Maritime insecurity in a key export corridor is acting like a tax on seaborne hydrocarbon flows: longer voyages, higher bunker burn, elevated war-risk premiums and shippers’ rerouting all combine to remove incremental cargoes from the prompt market and steepen front-month physical spreads. A single VLCC reroute can add on the order of a week–two weeks of sailing time and $0.3–1.0m in incremental voyage cost depending on speed and fuel mix, which flows directly into spot freight and charter rates and magnifies backwardation on crude and product curves for the near term.
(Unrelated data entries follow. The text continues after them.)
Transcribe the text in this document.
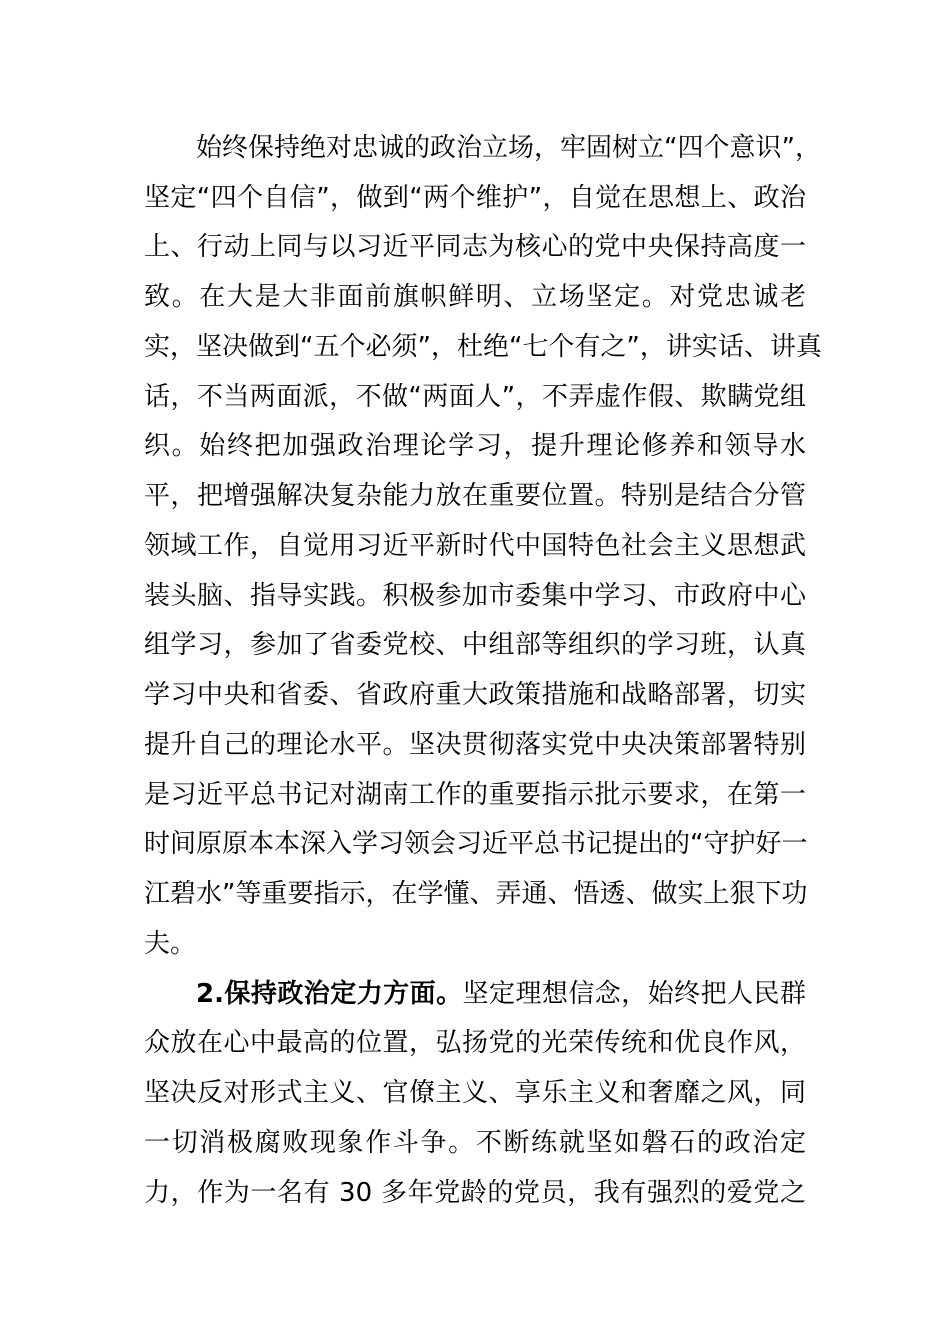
始终保持绝对忠诚的政治立场，牢固树立“四个意识”，
坚定“四个自信”，做到“两个维护”，自觉在思想上、政治
上、行动上同与以习近平同志为核心的党中央保持高度一
致。在大是大非面前旗帜鲜明、立场坚定。对党忠诚老
实，坚决做到“五个必须”，杜绝“七个有之”，讲实话、讲真
话，不当两面派，不做“两面人”，不弄虚作假、欺瞒党组
织。始终把加强政治理论学习，提升理论修养和领导水
平，把增强解决复杂能力放在重要位置。特别是结合分管
领域工作，自觉用习近平新时代中国特色社会主义思想武
装头脑、指导实践。积极参加市委集中学习、市政府中心
组学习，参加了省委党校、中组部等组织的学习班，认真
学习中央和省委、省政府重大政策措施和战略部署，切实
提升自己的理论水平。坚决贯彻落实党中央决策部署特别
是习近平总书记对湖南工作的重要指示批示要求，在第一
时间原原本本深入学习领会习近平总书记提出的“守护好一
江碧水”等重要指示，在学懂、弄通、悟透、做实上狠下功
夫。
2.保持政治定力方面。坚定理想信念，始终把人民群
众放在心中最高的位置，弘扬党的光荣传统和优良作风，
坚决反对形式主义、官僚主义、享乐主义和奢靡之风，同
一切消极腐败现象作斗争。不断练就坚如磐石的政治定
力，作为一名有 30 多年党龄的党员，我有强烈的爱党之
The immediate winners are short-haul spot tanker and LNG-ship owners and brokers who monetize volatility via surge charter rates and war-risk surcharges, while long-term strained feedstock availability compresses refinery run-rates in import-dependent regions and pressures trade-dependent industrials. Secondary effects include accelerated demand for maritime security services, higher P&I/reinsurance pricing (benefiting brokers), and a structural incentive to accelerate non-maritime infrastructure projects (pipelines, swaps) that take quarters to years to materialize. Key catalysts and risks are asymmetric: a diplomatic de-escalation or targeted SPR releases can normalize spreads in 2–8 weeks, whereas a disruption to export terminals or insurance blacklisting could remove material volumes for months and force durable sourcing shifts. Watch freight-rate indicators, P&I surcharge announcements, and chartering volumes as high-frequency signals; option-implied vols on tanker names and defense primes will price the market’s expected path and create tactical entry windows.